Fleming,P.J.and F.M.Richards (2000) Protein Packing:Dependence on Protein Size, Secondary Structure and Amino Acid Composition. J.Mol.Biol. 299, 487-498. (This is the most complete description of occluded surface packing and includes packing results for a dataset of 152 proteins).

Vorobjev, Y.N. and Hermans, J. (1997) SIMS: Computation of a Smooth Invariant Molecular Surface. Biophysical Journal, 73:722-732. (SIMS is used to calculate the dot surface for OS).

An example of increased packing in the stabilization of a hyperthermophilic protein:

Brian S. DeDecker, Ronan O'Brien, Patrick J. Fleming, James H. Geiger, Stephen P. Jackson, Paul B. Sigler (1996) The Crystal Structure of a Hyperthermophilic Archaeal TATA-box Binding Protein, J. Mol. Biol., 264, 1072 - 1084.

A correlation of OS with the energetics of protein-protein interaction is described in the following paper:
Fleming, KG, Ackerman, AL and DM Engelman (1997) "The Effect of Point Mutations on the Free Energy of Transmembrane alpha-Helix Dimerization" J. Mol. Biol. 272: 266-275.

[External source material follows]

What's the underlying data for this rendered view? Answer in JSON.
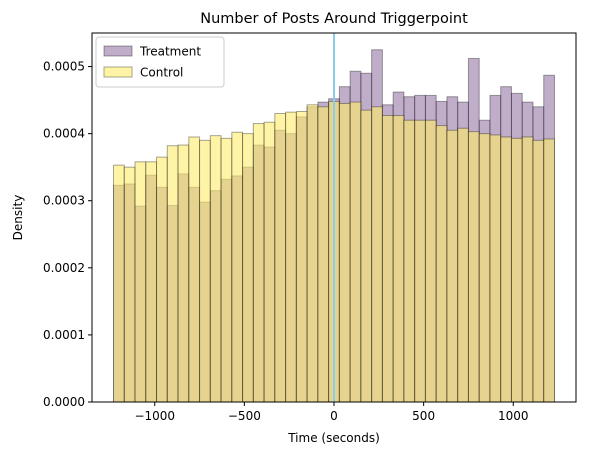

OS was used to show that most NMR structures have different packing than X-ray crystal structures in the following report:
Ratnaparkhi et al. (1998) Discrepancies between the NMR and X-ray Structures of Uncomplexed Barstar: Analysis Suggests That Packing Densities of Protein Structures Determined by NMR Are Unreliable, Biochemistry, 37, 6958-6966.

A correlation of OS with the energetics of cavity formation in proteins is described in the following paper:
Ratnapharkhi, G.S. and Varadarajan, R. (2000) "Thermodynamic and Structural Studies of Cavity Formation in Proteins Suggest That Loss of Packing Interactions Rather Than the Hydrophobic Effect Dominates the Observed Energetics. Biochemistry 39: 12365-12374.